Similarly, in a RCT with parallel design, healthy male and female smokers (aged 34 12 years, 13 to 16 subjects per group) consumed 6 cups (900 mL) of either black, green tea or water per day, or received as a supplement 3.6 grams of green tea polyphenols per day (2.5 g per day green tea catechins equivalent to the consumption of 18 cups of green tea per day) for four weeks. Consumption of black tea, green tea or green tea polyphenols had no effect on plasma triglycerides, total-, HDL- or LDL-cholesterol concentrations (Princen et al., 1998). The effect of a theaflavin-enriched green tea extract, 375 mg per day including 75 mg theaflavin, 150 mg green tea catechins, and 150 mg other green tea polyphenols, was studied in 120 Chinese subjects with mild to moderate hypercholesterolaemia in parallel comparison with another 120 subjects who consumed placebo capsules (Maron et al., 2003). The Panel notes that theaflavins are oxidised catechins naturally present in black tea in significant amounts, whereas they are not a major component of green tea catechins. The Panel considers that no conclusions can be drawn from this study for the substantiation of the claim.
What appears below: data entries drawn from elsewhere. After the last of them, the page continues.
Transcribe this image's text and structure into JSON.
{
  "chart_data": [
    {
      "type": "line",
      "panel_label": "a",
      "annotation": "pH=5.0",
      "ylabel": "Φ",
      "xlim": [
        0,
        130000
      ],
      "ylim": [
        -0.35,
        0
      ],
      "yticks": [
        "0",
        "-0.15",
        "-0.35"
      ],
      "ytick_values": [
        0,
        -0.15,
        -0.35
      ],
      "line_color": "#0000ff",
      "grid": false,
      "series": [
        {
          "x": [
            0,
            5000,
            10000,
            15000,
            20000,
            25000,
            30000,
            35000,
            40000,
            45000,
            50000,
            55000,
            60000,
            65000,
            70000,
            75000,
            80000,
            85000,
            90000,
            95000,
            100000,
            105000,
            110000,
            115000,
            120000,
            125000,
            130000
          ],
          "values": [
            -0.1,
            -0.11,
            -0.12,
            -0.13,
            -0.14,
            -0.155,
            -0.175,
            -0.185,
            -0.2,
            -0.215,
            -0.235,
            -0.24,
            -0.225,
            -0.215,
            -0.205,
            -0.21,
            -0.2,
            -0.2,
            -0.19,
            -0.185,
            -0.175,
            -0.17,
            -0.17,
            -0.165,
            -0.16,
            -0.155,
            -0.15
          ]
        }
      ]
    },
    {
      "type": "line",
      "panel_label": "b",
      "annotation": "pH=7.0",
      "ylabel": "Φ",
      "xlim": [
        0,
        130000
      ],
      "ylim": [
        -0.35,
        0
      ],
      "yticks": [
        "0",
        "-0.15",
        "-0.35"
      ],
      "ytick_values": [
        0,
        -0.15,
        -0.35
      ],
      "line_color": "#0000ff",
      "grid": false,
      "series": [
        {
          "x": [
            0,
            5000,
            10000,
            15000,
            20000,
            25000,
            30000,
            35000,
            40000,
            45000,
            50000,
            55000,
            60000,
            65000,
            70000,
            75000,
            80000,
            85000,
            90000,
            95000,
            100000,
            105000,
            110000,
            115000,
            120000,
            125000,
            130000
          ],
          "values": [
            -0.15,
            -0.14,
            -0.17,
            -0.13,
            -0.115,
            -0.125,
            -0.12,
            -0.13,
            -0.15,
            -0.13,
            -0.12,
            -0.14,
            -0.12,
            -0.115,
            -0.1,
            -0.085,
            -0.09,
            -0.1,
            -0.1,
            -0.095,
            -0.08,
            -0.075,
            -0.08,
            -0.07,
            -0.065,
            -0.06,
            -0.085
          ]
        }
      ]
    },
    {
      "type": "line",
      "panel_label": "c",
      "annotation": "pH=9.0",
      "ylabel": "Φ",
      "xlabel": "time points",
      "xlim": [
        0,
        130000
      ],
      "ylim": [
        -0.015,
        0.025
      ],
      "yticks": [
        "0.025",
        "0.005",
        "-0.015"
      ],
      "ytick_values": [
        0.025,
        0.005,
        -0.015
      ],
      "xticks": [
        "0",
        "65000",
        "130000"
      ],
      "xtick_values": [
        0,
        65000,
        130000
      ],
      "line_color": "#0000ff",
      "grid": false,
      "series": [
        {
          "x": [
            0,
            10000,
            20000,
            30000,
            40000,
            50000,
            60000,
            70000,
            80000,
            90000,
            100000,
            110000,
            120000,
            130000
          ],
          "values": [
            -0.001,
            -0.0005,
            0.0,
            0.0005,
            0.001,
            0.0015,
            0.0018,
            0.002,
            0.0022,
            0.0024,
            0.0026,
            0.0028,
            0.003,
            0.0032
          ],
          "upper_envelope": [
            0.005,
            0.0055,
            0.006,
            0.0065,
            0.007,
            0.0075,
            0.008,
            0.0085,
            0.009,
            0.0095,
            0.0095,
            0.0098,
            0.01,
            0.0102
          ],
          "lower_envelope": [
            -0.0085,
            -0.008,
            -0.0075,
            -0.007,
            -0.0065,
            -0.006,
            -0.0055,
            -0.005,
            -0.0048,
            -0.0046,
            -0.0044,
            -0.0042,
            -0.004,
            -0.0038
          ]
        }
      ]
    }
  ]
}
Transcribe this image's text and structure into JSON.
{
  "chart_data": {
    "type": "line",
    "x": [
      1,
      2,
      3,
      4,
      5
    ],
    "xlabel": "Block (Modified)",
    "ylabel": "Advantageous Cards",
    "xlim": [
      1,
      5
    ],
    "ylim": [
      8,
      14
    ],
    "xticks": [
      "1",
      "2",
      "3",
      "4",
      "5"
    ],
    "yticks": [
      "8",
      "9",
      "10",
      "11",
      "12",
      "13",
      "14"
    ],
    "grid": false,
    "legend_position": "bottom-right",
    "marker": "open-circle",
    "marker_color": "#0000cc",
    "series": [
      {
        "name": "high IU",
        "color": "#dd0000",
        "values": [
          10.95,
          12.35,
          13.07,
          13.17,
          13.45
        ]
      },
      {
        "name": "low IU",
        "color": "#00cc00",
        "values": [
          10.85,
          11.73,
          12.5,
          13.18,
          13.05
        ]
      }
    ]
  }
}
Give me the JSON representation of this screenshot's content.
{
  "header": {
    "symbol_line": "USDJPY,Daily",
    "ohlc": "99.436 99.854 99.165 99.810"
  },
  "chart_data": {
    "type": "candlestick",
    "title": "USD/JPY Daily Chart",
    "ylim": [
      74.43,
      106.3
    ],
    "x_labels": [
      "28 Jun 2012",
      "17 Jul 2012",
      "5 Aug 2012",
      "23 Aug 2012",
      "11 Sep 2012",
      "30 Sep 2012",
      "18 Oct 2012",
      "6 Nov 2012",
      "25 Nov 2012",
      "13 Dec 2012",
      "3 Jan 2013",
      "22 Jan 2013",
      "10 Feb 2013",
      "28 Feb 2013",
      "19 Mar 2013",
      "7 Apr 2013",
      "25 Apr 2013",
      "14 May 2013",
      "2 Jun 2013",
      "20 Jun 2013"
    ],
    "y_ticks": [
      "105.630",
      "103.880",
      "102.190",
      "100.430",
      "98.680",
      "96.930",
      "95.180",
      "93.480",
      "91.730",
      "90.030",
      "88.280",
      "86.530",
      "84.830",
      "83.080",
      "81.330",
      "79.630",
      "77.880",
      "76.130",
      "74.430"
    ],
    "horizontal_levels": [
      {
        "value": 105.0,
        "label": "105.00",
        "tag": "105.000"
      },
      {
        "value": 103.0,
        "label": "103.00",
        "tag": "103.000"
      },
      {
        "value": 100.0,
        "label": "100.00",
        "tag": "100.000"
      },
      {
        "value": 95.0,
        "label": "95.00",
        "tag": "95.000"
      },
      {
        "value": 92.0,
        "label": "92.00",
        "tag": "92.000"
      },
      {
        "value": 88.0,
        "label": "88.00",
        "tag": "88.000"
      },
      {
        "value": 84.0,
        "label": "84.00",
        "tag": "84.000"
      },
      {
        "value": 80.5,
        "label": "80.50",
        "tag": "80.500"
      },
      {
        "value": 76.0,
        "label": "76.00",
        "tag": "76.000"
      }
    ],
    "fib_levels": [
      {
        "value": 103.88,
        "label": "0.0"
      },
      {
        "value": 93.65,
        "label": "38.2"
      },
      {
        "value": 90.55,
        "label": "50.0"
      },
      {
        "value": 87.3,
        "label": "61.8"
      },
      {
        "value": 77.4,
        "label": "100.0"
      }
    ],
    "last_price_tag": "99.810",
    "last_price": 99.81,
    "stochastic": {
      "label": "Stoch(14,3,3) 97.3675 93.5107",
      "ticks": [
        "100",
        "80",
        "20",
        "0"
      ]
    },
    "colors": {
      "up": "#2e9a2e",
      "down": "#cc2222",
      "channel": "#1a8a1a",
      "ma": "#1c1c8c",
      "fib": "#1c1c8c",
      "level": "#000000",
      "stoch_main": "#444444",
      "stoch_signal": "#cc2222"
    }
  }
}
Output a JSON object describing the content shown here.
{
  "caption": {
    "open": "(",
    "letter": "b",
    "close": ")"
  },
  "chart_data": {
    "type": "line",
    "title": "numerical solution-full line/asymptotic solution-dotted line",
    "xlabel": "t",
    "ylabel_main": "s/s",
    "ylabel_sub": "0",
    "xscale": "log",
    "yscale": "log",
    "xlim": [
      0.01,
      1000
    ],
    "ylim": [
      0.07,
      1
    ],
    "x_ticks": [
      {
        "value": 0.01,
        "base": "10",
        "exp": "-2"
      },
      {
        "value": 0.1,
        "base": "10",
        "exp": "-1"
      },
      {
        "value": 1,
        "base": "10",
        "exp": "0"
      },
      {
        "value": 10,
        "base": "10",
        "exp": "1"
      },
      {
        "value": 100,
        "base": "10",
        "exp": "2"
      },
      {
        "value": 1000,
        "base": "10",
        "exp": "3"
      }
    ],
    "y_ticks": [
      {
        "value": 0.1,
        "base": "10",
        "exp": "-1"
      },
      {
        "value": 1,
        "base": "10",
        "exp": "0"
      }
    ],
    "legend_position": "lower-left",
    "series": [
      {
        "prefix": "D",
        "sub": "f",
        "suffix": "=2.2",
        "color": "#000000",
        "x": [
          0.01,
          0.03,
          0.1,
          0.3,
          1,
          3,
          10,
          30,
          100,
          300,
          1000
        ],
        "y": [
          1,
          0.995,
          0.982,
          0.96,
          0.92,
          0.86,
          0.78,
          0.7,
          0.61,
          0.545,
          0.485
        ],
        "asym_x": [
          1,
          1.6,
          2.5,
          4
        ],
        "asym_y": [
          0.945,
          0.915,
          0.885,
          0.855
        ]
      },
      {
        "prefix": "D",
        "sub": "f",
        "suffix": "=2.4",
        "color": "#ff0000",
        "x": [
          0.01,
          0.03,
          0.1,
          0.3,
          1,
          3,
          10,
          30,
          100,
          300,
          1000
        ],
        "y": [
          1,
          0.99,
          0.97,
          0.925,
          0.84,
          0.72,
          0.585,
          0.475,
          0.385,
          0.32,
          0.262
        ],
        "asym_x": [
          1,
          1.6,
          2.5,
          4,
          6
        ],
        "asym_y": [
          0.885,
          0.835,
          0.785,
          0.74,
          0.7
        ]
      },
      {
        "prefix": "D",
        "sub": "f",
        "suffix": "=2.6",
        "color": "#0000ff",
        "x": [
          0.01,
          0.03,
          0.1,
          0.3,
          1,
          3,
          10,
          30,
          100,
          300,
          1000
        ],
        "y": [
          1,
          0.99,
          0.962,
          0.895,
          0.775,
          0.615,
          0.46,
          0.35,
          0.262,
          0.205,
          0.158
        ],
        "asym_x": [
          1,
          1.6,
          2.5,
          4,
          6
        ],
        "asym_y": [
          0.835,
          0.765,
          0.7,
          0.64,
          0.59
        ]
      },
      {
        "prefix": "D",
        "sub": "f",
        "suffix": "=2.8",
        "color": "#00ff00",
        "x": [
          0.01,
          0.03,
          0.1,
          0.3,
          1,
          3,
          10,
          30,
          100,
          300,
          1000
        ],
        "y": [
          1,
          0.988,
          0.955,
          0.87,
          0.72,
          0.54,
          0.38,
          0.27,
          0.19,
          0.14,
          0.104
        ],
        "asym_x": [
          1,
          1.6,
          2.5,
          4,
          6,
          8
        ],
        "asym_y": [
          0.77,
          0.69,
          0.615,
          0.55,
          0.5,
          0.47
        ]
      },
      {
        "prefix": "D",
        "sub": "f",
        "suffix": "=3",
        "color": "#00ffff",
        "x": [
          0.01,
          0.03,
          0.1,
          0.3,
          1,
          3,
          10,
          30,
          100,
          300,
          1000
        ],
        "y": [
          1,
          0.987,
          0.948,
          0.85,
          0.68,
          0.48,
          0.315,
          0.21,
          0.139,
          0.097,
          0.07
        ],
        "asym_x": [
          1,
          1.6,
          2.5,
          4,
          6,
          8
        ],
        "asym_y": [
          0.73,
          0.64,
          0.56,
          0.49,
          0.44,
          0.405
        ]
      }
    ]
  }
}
In some epidemiological studies, the relationship between green tea consumption and blood total- and LDL-cholesterol concentrations were investigated after adjustment for confounders (Tokunaga et al., 2002; Kono et al., 1996; Imai and Nakachi, 1995). None of these studies reported daily consumption of the food constituent (green tea catechins) that is the subject of the health claim. The Panel considers that no conclusions can be drawn from these studies for the substantiation of the claim.
In weighing the evidence, the Panel took into account that the three small-scale human RCTs presented failed to observe an effect of green tea catechin consumption on blood cholesterol concentrations.
The Panel concludes that a cause and effect relationship has not been established between the consumption of catechins in green tea (Camellia sinensis (L.) Kuntze) and maintenance of normal blood cholesterol concentrations.